Life Goes On

I like to forget that I have cancer, but it's not something you can forget for long. Today I received some good advice from a woman 15 years younger than me who has just finished her cancer treatment - keep busy. It helps you to live a normal life, helps you forget for a little while that there's an army of errant cells in your body creating mayhem in your tissues and organs. It's good advice. But it's late at night, when the world is quiet, that the voice of cancer whispers into my stillness just before sleep: I have breast cancer. I can feel the lump but I don't know what's going on deep inside. So, I've begun an herbal program to cleanse my body. I didn't get this cancer out of the blue. While I wait for Moffit to call, I will do what I can to help my body build strength.

Even though I have cancer (and sometimes I would like to lay down on my bed and just stay there forever, safe in my secluded room), the dogs, cats and fish still need to be fed, the litter boxes still need to be cleaned, the house swept, vacuumed and dusted, the dishes washed, the laundry done, the lawn mowed, etc.
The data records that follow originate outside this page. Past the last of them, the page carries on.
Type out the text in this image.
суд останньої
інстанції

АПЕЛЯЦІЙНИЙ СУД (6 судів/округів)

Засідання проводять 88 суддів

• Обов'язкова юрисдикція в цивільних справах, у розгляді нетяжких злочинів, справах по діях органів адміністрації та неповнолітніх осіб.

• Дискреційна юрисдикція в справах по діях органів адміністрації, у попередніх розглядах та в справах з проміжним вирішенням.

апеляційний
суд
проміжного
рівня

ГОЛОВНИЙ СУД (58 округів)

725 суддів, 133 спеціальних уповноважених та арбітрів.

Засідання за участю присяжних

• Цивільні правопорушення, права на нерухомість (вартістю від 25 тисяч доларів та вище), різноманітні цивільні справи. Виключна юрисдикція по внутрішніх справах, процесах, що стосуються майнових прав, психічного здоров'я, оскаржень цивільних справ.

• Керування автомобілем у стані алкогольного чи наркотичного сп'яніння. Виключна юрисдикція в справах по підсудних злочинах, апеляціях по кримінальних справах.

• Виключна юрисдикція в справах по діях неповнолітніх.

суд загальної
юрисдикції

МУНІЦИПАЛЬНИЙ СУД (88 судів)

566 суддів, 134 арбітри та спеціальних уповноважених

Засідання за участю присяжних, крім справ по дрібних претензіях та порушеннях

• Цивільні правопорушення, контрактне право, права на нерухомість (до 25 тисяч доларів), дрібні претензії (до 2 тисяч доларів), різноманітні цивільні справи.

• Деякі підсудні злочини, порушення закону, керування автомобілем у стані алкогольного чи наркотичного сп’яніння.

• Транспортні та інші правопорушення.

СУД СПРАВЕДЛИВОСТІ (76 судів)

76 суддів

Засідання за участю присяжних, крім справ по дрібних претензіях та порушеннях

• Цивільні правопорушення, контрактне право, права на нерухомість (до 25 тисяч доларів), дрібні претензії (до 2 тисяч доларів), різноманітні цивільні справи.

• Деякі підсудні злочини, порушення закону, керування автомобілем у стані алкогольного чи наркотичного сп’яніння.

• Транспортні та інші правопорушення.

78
And I'm the only one who can do it so I do it. In two weeks, grad school starts up again and I wonder if I will have the continued mental capacity and the physical stamina to tackle the work. (I'm lucky that my classes are online so I can do a lot of my work in pjs if I want to.)

And even though I have cancer, my mortgage company will still foreclose on my house if I can't sell it and I'll have to move, probably by Christmas. I need to move, though. I need a house with central heat and air. Living without it has become more difficult through the years and I'm sure that my sweating from the heat in my house after my biopsies contributed to the severe reaction I had to the Tegaderm tape used to keep my bandages plastered to my sore chest area.

Life goes on. I would like it to stop for awhile so I can become peaceful with what has happened, but it doesn't. The activity of life didn't stop after my mother died, it didn't stop after my father died, it didn't stop after my best friend Miriam died, and it's not gonna stop just because I was diagnosed with breast cancer. I am one of millions of women who have (and will) march down the road from illness to wholeness.